Devido aos quadros do "Desnível Bar 2" serem escritos por três gerações de autores: 1ª - Alice Lança e Borges Lopes; 2ª Domingos Galamba e Luís Palma Gomes; 3ª Beatriz Cazenave e Pedro de Castro pode mapear-se no espetáculo a evolução da pós-modernidade segunda metade do século XX até agora, onde o consumismo se tornou o sentido da vida; o individualismo causou alienação; a vida perspetivou-se em curtos espaços de tempo, gerando a precariedade social; a espiritualidade desejou-se leve, digestiva e cómoda; a prioridade do reconhecimento do outro sobrepôs-se à realização pessoal anónima; algumas personagens ambiciosas procuraram uma história aparente e glamourosa; um dilema entre a função e a fruição interpelou-nos; as questões de género e de transgénero perspetivaram-se sobre um novo prisma moral e ético; e um desejo de segurança conduziu ao medo constante, neurótico.

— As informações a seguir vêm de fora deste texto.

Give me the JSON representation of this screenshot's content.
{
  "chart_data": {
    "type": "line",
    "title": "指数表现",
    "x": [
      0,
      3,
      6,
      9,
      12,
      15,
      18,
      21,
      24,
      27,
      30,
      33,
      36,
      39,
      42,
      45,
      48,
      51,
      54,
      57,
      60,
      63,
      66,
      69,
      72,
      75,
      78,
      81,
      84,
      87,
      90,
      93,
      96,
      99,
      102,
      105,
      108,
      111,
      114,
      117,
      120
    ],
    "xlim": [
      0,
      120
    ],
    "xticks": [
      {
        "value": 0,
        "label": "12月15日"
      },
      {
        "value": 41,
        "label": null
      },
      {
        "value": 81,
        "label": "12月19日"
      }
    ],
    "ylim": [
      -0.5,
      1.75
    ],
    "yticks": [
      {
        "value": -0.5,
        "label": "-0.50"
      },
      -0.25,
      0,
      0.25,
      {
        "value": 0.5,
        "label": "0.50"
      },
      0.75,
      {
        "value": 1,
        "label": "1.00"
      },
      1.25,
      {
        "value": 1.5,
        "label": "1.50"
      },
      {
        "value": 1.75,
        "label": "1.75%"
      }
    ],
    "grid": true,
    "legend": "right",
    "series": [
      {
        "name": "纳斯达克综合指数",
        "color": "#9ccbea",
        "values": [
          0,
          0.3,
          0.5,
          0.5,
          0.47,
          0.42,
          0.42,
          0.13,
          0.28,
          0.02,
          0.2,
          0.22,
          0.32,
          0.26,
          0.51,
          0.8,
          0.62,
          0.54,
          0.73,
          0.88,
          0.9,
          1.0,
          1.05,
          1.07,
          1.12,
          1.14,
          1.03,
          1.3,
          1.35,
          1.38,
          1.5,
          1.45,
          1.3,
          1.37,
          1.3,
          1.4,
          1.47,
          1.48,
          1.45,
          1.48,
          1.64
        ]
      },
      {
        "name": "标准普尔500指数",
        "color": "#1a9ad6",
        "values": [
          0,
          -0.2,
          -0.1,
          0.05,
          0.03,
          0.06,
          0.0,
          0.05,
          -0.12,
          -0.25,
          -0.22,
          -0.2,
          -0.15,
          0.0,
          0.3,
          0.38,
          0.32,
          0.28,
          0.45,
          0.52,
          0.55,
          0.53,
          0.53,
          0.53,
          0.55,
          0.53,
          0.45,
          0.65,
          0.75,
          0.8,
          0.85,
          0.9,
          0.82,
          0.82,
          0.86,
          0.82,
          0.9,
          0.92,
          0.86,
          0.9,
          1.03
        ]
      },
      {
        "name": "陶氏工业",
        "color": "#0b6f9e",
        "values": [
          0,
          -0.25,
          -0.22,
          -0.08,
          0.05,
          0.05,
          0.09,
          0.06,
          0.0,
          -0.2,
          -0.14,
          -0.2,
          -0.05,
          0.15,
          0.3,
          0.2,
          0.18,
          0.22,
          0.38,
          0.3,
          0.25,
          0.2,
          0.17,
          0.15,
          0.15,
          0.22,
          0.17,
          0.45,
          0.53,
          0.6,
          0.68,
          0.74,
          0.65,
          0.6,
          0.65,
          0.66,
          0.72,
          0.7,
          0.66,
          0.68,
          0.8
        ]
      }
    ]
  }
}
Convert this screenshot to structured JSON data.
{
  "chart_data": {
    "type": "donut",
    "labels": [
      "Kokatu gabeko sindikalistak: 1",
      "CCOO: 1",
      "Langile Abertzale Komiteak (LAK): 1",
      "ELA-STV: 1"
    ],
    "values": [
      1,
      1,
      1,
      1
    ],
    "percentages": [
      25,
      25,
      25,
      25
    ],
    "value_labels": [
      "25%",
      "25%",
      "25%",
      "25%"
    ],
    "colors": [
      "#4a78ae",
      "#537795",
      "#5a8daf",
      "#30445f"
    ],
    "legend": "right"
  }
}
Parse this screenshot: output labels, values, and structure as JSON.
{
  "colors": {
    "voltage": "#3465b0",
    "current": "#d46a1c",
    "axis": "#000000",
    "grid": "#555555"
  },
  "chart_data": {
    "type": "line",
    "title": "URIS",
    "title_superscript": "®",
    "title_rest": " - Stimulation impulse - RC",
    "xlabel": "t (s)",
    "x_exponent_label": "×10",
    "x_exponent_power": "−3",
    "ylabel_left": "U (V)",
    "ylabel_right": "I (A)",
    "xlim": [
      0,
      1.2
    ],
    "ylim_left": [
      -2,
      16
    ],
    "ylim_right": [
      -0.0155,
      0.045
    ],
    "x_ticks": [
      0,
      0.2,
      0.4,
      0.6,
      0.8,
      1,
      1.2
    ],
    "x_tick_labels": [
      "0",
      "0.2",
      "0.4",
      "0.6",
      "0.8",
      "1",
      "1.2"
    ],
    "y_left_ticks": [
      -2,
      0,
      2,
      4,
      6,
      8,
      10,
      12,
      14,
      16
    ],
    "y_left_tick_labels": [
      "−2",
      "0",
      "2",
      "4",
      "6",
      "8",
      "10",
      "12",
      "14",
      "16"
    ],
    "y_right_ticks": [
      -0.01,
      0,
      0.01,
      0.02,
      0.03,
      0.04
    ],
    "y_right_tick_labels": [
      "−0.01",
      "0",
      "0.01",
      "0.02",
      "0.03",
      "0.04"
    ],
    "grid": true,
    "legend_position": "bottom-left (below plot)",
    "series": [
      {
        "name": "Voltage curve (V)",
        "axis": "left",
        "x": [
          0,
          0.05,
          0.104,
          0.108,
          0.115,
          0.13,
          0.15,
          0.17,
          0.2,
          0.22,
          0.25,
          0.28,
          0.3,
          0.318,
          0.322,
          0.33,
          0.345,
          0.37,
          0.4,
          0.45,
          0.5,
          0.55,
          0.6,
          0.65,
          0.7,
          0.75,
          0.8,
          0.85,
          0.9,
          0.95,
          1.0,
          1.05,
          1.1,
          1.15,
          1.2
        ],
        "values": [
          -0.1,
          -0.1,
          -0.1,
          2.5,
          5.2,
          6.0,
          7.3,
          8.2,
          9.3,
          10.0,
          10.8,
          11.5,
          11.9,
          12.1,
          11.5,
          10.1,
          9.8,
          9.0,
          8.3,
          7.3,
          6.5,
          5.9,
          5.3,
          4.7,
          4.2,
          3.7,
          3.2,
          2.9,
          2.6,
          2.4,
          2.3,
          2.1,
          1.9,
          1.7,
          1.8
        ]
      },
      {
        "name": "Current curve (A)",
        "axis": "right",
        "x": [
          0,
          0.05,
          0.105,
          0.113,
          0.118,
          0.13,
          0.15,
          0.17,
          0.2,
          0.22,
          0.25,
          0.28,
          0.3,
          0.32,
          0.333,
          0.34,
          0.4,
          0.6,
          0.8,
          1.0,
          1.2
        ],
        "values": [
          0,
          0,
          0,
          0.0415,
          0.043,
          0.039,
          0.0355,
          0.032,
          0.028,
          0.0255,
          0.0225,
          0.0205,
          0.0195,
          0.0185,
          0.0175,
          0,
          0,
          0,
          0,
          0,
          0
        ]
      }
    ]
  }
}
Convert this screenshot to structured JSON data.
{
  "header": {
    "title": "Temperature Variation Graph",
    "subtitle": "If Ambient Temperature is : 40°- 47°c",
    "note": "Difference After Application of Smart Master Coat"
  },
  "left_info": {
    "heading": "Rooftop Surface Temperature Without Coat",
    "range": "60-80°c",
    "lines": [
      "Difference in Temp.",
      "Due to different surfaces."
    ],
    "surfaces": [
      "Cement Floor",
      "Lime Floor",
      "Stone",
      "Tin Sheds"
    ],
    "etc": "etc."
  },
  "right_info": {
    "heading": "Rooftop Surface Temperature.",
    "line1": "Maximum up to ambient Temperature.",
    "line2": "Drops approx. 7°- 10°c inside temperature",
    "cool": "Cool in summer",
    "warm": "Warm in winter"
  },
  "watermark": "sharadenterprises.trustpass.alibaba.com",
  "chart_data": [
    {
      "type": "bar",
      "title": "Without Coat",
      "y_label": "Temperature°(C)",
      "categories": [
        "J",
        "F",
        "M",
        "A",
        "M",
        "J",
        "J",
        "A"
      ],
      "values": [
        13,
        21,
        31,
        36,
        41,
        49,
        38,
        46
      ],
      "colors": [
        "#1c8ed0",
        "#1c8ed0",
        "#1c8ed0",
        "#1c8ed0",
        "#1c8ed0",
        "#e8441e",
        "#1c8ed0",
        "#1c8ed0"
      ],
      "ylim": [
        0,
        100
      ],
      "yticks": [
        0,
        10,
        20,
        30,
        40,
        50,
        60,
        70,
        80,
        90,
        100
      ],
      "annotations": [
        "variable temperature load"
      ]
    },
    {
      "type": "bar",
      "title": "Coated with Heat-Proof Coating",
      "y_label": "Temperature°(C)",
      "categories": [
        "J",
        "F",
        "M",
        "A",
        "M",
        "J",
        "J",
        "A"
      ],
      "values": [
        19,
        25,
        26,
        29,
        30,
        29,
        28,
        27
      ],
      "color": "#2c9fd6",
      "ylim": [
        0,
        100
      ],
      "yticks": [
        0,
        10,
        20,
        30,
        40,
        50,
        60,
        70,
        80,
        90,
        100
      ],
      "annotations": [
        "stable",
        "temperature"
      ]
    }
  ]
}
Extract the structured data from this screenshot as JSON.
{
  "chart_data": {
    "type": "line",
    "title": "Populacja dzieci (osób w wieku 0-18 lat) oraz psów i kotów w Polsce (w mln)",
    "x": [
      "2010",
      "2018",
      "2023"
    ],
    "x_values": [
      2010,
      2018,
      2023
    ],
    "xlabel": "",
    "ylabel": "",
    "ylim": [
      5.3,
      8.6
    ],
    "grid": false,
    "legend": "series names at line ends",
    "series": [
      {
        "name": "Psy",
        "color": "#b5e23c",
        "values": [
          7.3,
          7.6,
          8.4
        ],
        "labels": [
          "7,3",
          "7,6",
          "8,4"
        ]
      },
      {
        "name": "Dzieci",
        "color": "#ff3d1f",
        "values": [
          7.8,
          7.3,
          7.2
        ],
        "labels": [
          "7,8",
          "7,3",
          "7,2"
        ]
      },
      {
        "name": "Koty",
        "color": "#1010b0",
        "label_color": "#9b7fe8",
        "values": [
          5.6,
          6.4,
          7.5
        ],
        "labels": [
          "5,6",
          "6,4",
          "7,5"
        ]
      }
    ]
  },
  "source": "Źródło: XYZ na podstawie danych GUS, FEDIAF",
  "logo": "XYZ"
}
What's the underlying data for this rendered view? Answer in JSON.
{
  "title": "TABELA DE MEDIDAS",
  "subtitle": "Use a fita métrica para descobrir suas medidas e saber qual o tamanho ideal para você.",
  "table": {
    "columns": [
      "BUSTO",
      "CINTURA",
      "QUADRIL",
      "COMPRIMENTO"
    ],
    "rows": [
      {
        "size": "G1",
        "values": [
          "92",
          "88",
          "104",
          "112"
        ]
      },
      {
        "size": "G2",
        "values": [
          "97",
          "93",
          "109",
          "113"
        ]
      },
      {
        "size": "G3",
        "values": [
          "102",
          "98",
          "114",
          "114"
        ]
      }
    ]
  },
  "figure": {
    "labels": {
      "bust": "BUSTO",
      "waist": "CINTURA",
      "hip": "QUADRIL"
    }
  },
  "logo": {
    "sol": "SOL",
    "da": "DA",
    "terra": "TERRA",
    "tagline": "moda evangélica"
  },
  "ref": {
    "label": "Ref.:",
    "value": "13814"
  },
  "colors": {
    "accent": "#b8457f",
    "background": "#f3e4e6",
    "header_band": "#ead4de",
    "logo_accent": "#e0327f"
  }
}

Todos estes aspetos se concentram-se em quadros específicos ou se dispersam pelos 14 que compõem o espetáculo.
Podem julgar a intenção presunçosa ou demasiado ambiciosa. E que seja. É uma proposta de interpretação de um espetáculo escrito, dirigido e representado por aqueles que convivem ou conviveram com estes fenómenos nas suas vidas. É a vox populi, tal e qual, sem edição, nem filtros.
O "Desnível Bar 2" tem um espaço cénico absurdo, onde o caos se sobrepõe à ordem. Lembra “A sociedade líquida” de Zygmunt Bauman, onde a forma é inconstante, difícil de definir ou circunscrever, o futuro torna-se imprevisível e instável, dado que as moléculas de água não configuram uma estrutura sólida.
Não será nada de novo insistir que o mundo — para efeito, um bar — não foi feito à medida dos humanos e que nos cabe o ónus da adaptação. Diante desta realidade, o "Desnível Bar 2" convida a um plano de contingência: lançar um sorriso cúmplice, enquanto nos olhamos a nós próprios do outro lado da quarta parede. Eis a análise pessoal à 43ª produção do TPN, encenada por Porfírio Lopes e representada por nobres atores que merecem um forte e veemente aplauso: Rui Ferreira, Carla Abreu Ferreira, Matilde Cañamero, José "Vespaman", Joao Cazenave , Sandra Santos, Tânia Catarino, Gonçalo Marques, Ana Simões, António Dias, Luís Tenente, Teresa Tenente, Aldina Nunes.
NOTA SOLTA: O teatro não pode ser mais uma forma de alienação. Aliás a sua subalternização ou auto desfoque contribui para o empobrecimento da capacidade crítica da comunidade.